Building a model with a few dozen entries can take a couple of minutes. The model building is all done by a webservice (running on molsync.com). The technical approach is of some interest. Eager to avoiding storing state on the web server, or allowing calculations to be initiated then abandoned, the interplay is done using a chunk/push sequence: the app sends down the molecules and responses to initiate a new job. The server performs the first round of the genetic algorithm, then sends back a compressed snapshot of the state. As long as the app still has an internet connection, and the user has not hit the cancel button, or answered a phone call, the app receives the update and displays the results, then sends back a request to do some more iterations. The server picks up where it left off, does as many iterations as it can before a timeout, then sends back the partial results. This way the user gets visual feedback and cancellation privileges, and the server doesn’t need to store any extra data, or worry too much about unwanted tasks grinding away with nowhere to go when they’re finished. It hits the sweet spot for cloud services, and the modest transmission lag time between iterations is well worth it.

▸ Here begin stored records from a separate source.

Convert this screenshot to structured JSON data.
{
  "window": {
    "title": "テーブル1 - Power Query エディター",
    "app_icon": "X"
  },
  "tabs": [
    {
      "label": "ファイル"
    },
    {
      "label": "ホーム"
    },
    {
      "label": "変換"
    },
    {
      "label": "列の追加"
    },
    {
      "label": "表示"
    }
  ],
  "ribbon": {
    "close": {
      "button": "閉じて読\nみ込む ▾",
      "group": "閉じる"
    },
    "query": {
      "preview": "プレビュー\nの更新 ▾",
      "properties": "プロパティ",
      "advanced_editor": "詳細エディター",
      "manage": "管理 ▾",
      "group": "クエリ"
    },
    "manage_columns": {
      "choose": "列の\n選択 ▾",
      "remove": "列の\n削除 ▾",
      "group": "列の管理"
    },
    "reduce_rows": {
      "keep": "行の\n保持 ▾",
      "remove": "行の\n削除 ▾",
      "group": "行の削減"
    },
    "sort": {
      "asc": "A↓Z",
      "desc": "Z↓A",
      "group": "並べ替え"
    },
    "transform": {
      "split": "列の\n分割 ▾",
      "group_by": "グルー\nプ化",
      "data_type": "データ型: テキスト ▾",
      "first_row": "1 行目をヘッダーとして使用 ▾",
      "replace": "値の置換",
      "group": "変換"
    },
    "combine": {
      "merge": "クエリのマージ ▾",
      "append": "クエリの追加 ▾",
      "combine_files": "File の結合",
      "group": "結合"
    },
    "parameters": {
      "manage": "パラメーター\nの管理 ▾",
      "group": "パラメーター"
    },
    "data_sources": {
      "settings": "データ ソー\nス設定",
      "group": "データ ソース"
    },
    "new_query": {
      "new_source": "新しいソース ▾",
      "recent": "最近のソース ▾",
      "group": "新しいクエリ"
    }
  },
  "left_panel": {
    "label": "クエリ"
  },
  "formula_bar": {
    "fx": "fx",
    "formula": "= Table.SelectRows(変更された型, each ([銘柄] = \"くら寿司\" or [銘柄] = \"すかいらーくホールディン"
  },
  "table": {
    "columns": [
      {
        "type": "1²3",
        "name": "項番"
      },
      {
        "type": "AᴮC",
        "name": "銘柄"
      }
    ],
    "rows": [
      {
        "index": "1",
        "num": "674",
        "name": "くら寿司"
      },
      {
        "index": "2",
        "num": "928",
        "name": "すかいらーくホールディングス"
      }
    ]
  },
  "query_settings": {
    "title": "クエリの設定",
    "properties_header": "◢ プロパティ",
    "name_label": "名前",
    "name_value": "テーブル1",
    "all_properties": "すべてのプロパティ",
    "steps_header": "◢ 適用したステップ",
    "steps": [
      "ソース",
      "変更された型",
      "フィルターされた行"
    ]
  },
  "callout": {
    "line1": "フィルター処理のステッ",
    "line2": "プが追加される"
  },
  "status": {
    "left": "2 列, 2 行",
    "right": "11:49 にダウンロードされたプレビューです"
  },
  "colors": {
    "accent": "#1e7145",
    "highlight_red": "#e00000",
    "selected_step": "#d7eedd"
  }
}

Once complete, the model is stored inside the document, so predictions can be reissued quickly, without having to rebuild the model.
The next major revision of SAR Table (1.3) should ideally be ready for release quite soon, and the model building feature will be available. The predictions are also displayed in the matrix view, though at the moment only for cells that have a corresponding structure that happens to lack activity. There are quite a few new features for the app that can make use of prediction, and the obvious one would be to extend the matrix view so that all of the empty cells show predicted responses to represent the hypothetical structures that could be created… and to make it easy to simple tap on one of the cells to create a new composite structure (e.g. R1=methyl, R2=phenyl: create new compound with these R-groups). Now that’s a way to illustrate interactive computer-assisted drug design on a mobile app.